The Family and Medical Leave Act (FMLA) is a federal law that provides eligible employees with up to 12 weeks of unpaid, job-protected leave per year for certain family and medical reasons. West Virginia employers must adhere to FMLA requirements and provide leave for employees who qualify.
In addition to FMLA, West Virginia has its own medical leave laws that may apply in certain situations.
The West Virginia Parental Leave Act provides eligible employees with up to 12 weeks of unpaid leave for the birth or adoption of a child or the placement of a foster child.
The West Virginia Military Family Leave Act allows employees with a spouse, child, or parent in the military to take up to 27 days of unpaid leave per deployment.
Final Paycheck & Late Payment Penalties in West Virginia
Employees in West Virginia are entitled to receive their final paycheck by the next regular payday following termination or resignation.
If an employer fails to provide a final paycheck on time, they may face penalties, including fines and potential legal action from the employee.
In cases where an employee is not paid on time, they may file a complaint with the West Virginia Division of Labor to recover unpaid wages and seek enforcement of wage laws.
Calculating Overtime Rate & Ensuring Proper Wage Payment in West Virginia
In West Virginia, the overtime rate for non-exempt employees is calculated at 1.5 times their regular rate of pay for hours worked beyond the standard 40-hour workweek.
Employers must ensure they are accurately calculating and paying overtime to avoid penalties and fines.
When calculating an employee’s wages, employers must also account for any deductions, such as federal and state taxes, social security contributions, and other legally required withholdings.
It is the employer’s responsibility to ensure that these deductions are accurate and remitted to the appropriate agencies in a timely manner.
Hour Laws & Working Conditions in West Virginia
West Virginia hour laws establish guidelines for employee work hours, rest breaks, and meal periods.
These regulations help promote a safe and healthy work environment and prevent employee exploitation.
Employers must adhere to these laws and provide employees with the required breaks and meal periods based on the number of hours worked in a workday.
In addition to standard hour laws, West Virginia also has specific regulations for employees with certain medical conditions.
For example, pregnant employees or those with related medical conditions may be entitled to additional accommodations or modified work schedules to ensure their well-being.
Special Employment Regulations in West Virginia
The state of West Virginia has specific employment regulations for certain industries and age groups.
For instance, minors under 18 years of age are subject to child labor laws that limit the number of hours they can work and the types of jobs they can perform.
Summer camp employees in West Virginia are also subject to unique employment regulations.
These regulations may include specific wage and hour requirements, background checks, and additional safety and training measures to ensure the safety and well-being of camp participants.

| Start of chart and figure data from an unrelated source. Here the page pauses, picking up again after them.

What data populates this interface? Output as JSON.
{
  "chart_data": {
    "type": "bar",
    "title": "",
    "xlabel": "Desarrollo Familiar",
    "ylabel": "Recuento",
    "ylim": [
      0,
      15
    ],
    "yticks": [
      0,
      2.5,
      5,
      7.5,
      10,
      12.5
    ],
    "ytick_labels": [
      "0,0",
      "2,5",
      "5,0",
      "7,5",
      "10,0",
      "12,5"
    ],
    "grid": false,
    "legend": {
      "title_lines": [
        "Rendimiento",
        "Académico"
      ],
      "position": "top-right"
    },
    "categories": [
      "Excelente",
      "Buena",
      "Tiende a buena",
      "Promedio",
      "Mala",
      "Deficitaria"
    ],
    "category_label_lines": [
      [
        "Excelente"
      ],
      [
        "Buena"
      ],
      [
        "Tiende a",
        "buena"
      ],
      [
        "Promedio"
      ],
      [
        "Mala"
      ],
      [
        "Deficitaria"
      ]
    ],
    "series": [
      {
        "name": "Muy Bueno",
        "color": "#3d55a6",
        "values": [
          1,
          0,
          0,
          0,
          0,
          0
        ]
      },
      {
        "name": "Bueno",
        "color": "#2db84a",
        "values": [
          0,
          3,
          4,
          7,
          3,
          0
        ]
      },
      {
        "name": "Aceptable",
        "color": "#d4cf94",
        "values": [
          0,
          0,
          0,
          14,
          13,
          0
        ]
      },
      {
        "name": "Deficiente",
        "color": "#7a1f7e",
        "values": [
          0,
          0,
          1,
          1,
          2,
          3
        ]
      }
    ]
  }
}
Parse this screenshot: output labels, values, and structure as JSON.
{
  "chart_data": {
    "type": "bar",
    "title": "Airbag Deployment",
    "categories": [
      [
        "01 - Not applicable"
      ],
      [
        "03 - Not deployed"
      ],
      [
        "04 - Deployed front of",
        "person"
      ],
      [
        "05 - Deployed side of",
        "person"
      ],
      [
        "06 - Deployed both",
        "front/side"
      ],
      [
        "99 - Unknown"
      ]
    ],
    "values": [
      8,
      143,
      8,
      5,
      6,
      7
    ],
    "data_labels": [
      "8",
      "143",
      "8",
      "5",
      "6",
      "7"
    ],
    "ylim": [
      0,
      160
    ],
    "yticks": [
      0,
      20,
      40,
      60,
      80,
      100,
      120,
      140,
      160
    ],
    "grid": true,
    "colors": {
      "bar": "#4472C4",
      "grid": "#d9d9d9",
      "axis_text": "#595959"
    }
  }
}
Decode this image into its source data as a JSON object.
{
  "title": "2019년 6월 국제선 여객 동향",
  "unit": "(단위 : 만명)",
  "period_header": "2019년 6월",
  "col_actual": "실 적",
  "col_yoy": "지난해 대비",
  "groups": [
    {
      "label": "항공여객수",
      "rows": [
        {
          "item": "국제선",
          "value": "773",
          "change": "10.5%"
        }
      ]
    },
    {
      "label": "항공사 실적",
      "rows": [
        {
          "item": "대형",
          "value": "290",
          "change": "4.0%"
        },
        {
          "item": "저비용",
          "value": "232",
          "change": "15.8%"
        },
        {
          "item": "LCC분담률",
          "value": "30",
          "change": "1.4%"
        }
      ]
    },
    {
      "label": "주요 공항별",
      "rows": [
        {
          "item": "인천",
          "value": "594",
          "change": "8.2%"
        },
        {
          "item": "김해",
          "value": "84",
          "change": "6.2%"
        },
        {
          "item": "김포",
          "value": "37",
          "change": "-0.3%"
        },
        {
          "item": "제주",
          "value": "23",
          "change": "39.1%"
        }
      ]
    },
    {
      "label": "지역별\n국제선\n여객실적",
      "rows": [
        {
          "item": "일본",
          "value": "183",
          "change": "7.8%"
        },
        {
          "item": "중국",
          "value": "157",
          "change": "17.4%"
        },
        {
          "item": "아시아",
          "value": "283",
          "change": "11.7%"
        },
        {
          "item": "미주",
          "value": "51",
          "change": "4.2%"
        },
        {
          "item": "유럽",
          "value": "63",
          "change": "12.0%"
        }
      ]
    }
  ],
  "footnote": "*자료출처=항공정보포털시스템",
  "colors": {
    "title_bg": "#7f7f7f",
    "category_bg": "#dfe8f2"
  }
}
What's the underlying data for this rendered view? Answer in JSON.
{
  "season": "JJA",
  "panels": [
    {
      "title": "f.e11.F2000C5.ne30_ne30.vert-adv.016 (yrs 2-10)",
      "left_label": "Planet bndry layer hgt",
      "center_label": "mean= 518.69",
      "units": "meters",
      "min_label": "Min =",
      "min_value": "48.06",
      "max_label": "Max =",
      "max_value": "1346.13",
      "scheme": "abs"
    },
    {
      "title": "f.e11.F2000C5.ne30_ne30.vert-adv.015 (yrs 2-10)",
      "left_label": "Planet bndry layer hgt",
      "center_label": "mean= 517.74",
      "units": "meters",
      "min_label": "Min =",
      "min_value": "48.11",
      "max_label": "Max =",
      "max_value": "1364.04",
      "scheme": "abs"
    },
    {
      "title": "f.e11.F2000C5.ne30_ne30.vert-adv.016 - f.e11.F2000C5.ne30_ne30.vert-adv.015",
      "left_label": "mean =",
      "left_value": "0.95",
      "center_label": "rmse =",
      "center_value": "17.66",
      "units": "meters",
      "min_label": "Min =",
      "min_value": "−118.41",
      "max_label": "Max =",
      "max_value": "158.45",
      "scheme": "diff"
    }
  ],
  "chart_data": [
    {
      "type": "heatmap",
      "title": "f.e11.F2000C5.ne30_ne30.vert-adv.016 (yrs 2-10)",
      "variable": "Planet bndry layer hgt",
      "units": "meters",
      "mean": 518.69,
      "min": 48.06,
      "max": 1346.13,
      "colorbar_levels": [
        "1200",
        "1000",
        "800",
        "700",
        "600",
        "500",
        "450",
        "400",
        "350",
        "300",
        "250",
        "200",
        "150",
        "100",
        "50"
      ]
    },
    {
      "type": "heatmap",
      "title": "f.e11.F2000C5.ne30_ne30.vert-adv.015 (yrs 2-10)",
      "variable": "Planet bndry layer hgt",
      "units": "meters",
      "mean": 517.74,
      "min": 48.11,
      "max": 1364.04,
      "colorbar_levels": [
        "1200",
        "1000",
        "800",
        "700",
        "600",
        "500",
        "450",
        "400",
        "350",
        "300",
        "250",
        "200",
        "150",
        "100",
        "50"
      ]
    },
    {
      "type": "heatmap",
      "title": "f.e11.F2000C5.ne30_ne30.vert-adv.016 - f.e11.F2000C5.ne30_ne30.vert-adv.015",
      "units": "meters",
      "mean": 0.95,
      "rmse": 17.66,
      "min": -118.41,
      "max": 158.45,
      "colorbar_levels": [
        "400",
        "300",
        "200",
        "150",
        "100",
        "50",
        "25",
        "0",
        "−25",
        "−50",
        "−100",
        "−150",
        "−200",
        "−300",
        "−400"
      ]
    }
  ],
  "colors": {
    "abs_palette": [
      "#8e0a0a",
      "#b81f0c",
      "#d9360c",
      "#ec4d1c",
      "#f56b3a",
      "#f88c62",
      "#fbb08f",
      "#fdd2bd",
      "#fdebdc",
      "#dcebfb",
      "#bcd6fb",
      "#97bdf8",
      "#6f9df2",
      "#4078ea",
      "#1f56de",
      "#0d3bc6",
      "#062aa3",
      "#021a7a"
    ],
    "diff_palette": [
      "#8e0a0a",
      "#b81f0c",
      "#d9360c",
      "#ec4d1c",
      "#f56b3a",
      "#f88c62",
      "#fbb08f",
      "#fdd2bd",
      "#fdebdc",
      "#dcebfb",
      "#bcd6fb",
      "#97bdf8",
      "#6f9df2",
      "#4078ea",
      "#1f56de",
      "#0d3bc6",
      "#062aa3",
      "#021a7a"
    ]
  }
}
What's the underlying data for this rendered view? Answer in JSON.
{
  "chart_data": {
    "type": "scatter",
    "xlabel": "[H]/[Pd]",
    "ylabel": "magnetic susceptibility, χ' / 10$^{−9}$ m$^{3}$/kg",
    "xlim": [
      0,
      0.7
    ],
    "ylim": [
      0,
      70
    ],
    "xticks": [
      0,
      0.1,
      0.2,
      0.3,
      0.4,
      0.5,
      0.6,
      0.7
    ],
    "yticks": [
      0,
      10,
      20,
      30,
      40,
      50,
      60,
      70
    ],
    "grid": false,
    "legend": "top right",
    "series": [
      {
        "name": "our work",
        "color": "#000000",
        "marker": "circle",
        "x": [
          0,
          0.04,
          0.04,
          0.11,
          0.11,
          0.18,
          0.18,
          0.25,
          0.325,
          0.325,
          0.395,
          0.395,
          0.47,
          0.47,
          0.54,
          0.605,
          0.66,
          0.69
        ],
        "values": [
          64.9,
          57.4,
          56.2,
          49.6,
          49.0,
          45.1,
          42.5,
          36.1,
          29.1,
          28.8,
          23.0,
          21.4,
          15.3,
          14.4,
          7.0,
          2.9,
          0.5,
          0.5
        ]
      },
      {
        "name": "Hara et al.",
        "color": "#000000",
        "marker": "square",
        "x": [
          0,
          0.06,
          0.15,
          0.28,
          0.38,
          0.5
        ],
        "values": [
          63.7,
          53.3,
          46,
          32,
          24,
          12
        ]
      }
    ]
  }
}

Disclaimer: Not Legal Advice
This blog post provides a general overview of West Virginia labor laws but does not constitute legal advice.
Laws and regulations are subject to change, and there may be additional requirements or exemptions that apply to specific situations.
Employers and employees should consult a qualified labor law attorney for advice on their specific circumstances.
If you have any questions about your rights or obligations as an employer or employee in West Virginia, it is essential to consult with a labor law attorney to receive accurate information and guidance tailored to your situation.
By seeking professional legal advice, you can ensure that you are taking the appropriate steps to comply with labor laws and protect your rights.